Insight 1: The Role of Non-Physician Practitioners in Value-Based Care Must Grow
Practitioners like physical and occupational therapists and behavioral health providers aren't being leveraged at scale for the value they can create and the outcomes they can improve through their care. Value-Based care programs can't afford to continue missing this opportunity.
Early primary access to these providers expands the reach of physicians. They possess patient care skills and clinical expertise that physician and APPs just don't have.
It's a remnant of an old culture. The education and expertise of these providers is now very high. They have licenses that allow patients to access their care without a physician's referral.
What still stops patients from accessing non-physician practitioners as a "first touch" for care that they are most appropriate for? It's a long list, but at the top of the list we can start with fee-for-service physician incentives, outdated beliefs, and the cultural hierarchy in medicine.
Insight 2: The Importance of Incentivizing All Healthcare Professionals
Healthcare practitioners with the skills, knowledge, and clinical license to reduce total cost of care must be not just point solutions for physicians at risk, but directly accountable for their contributions to improved outcomes, lower total cost of care, and a better, more engaged patient experience.
To start, at-risk providers and payers can contract with them as "Preferred Providers," such as what's available in the ACO REACH program.
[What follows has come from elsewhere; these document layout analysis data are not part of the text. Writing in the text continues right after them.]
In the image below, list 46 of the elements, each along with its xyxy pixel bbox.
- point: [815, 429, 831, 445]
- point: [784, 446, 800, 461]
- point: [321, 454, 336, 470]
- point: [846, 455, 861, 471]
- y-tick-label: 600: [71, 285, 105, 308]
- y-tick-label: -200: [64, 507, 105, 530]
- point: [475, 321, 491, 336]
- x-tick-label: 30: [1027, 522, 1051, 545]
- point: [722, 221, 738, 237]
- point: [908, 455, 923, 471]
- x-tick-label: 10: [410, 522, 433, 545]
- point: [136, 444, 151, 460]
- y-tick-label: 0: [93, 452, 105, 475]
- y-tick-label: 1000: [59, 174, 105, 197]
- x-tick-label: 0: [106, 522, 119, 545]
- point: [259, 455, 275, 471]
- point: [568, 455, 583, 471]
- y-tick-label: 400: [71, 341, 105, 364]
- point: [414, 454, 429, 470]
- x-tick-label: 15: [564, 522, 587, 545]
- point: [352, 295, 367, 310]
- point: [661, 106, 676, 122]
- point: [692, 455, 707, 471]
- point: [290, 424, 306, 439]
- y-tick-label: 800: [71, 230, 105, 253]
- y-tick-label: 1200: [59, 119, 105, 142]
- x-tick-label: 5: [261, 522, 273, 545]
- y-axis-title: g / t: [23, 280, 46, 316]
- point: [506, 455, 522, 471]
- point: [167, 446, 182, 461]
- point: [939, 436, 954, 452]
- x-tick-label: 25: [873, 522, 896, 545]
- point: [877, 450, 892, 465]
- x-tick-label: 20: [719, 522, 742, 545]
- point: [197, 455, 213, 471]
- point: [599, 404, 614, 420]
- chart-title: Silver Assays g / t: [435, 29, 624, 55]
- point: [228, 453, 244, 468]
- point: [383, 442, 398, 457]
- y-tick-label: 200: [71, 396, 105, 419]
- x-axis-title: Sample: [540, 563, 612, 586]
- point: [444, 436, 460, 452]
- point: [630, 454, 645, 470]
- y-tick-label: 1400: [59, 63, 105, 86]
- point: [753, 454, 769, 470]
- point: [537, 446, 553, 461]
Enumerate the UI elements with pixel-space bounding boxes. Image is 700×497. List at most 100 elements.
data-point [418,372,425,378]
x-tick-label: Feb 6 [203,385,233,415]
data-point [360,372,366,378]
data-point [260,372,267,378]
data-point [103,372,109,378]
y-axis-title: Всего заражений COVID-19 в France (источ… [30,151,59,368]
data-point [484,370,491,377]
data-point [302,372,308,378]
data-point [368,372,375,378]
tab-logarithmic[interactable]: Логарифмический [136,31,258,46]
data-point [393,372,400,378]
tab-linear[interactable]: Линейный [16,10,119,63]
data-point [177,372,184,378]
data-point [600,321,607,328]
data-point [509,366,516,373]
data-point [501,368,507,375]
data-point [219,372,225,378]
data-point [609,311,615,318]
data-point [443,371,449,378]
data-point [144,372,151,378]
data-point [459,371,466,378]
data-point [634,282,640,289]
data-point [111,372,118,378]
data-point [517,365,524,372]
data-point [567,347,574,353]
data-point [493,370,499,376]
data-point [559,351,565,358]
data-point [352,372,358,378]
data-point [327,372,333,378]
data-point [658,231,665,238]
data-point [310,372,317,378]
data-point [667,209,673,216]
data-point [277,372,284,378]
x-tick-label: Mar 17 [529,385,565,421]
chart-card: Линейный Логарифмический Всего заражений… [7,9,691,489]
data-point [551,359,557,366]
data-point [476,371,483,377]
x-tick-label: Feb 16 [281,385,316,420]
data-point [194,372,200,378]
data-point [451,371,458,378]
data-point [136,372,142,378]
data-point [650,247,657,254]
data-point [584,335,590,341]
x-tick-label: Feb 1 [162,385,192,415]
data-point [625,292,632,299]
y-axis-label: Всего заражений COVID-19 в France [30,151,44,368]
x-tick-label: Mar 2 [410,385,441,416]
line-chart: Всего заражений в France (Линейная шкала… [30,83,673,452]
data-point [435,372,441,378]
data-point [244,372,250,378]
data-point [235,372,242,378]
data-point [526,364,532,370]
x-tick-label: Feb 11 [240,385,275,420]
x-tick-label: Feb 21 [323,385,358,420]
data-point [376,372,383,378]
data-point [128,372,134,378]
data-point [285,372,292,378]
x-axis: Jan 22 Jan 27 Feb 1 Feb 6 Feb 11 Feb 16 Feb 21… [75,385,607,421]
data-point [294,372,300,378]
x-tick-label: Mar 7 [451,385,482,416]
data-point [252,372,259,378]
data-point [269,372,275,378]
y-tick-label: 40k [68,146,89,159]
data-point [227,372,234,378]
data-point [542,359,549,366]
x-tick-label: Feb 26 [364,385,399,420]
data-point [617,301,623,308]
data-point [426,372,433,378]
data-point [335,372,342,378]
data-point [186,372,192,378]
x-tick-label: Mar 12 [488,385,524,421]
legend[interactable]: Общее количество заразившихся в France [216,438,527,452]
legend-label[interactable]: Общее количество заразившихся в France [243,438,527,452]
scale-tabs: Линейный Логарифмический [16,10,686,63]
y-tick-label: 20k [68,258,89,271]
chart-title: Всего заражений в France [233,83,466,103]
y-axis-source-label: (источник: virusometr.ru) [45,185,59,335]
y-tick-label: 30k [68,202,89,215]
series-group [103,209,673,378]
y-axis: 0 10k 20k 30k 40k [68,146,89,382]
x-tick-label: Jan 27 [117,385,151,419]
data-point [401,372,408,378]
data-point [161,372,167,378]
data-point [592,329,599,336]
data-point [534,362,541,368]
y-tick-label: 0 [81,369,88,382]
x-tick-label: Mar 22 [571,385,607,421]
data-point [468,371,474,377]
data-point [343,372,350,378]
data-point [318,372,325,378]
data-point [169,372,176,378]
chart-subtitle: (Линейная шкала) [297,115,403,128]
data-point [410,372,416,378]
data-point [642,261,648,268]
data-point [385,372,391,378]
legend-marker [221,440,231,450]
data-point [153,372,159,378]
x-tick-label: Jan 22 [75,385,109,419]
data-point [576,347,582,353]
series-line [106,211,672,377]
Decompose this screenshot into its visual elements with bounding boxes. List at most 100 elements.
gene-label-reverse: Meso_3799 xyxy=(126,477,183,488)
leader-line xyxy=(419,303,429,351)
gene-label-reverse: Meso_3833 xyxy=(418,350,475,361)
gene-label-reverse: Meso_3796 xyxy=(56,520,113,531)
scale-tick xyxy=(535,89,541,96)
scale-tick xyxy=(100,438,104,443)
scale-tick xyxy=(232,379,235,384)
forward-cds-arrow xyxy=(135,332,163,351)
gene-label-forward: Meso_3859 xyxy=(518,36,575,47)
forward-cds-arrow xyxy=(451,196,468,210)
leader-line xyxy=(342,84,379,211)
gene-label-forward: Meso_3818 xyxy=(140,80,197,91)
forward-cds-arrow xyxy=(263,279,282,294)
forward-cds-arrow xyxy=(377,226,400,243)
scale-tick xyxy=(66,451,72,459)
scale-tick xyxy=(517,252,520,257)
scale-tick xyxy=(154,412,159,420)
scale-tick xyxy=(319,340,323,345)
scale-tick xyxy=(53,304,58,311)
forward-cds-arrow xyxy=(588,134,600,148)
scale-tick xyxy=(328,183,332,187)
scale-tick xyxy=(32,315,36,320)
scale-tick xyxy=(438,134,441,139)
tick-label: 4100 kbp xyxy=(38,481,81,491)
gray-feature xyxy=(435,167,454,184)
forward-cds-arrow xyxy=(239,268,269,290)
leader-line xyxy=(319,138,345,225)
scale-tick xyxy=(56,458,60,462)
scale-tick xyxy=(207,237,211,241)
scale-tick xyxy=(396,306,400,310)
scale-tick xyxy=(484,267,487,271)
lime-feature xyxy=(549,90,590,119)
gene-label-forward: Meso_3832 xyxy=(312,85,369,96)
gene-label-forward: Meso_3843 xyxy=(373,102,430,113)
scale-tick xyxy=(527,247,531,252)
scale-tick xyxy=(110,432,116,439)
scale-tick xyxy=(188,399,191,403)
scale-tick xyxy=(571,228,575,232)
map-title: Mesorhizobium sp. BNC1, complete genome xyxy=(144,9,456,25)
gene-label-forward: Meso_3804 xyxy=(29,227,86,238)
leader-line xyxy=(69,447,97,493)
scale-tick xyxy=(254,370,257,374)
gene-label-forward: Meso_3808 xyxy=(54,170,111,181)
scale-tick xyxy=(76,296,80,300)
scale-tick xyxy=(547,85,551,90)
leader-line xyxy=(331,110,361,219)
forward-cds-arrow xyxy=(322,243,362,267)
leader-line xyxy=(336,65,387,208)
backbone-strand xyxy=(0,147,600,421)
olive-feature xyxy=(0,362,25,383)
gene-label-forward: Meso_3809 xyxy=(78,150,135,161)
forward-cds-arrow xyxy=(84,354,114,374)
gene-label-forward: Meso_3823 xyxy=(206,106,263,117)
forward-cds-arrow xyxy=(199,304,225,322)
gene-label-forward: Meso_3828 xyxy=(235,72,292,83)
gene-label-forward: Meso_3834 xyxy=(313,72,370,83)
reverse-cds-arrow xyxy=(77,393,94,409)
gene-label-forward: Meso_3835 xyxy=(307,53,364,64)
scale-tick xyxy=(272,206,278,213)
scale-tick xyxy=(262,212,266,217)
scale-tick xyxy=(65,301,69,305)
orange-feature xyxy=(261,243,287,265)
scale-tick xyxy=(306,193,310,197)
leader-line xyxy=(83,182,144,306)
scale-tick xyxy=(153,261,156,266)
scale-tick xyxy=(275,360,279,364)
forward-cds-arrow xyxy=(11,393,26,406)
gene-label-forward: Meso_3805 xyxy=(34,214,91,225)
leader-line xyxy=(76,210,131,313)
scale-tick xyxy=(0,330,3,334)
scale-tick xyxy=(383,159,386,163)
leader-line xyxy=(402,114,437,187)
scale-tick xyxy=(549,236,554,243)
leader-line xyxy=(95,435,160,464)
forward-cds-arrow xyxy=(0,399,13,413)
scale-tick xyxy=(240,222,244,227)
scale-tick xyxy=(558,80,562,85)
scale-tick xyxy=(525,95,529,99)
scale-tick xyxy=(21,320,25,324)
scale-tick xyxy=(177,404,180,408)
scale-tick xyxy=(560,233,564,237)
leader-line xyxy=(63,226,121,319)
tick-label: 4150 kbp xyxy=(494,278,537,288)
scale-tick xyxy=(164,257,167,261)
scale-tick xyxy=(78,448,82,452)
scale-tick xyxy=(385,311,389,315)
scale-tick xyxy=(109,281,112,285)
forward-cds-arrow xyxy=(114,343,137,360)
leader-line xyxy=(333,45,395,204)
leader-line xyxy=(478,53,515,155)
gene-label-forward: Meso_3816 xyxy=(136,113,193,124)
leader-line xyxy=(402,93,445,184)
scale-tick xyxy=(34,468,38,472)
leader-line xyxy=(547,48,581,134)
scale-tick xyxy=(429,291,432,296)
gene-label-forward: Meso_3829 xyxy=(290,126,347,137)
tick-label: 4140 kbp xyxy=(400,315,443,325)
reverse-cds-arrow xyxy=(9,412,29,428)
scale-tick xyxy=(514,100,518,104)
Primary care providers should leverage this option and develop a strategic plan to drive more patients there. What would that avoid? Unnecessary imaging, patients living home more safely, better patient engagement, unnecessary surgery, and so much more.
Insight 3: Overcoming Skepticism Towards Value-Based Care
Non-physicians are mostly unengaged in VBC in the present. Except for some nascent episodes of care solutions, the entire focus of VBC has been on physicians and health systems.
We see their presence in MSK point solutions, for example, but this is only a start. It doesn't come close to leveraging the totality of their scope of practice.
Bottom line: We can't access the true potential in value-based care without fully integrating non-physician practitioners, especially physical therapists, occupational therapists, and behavioral health providers. It's not about replacing roles – it's about optimizing our healthcare ecosystem.
The time has come to reimagine healthcare delivery. Physicians and at-risk entities should embrace non-physician practitioners at the top of their scope as partners in value-based care programs and not solely via point solutions. It's not just to fill gaps – it's to build a more efficient, effective, and patient-centered healthcare system.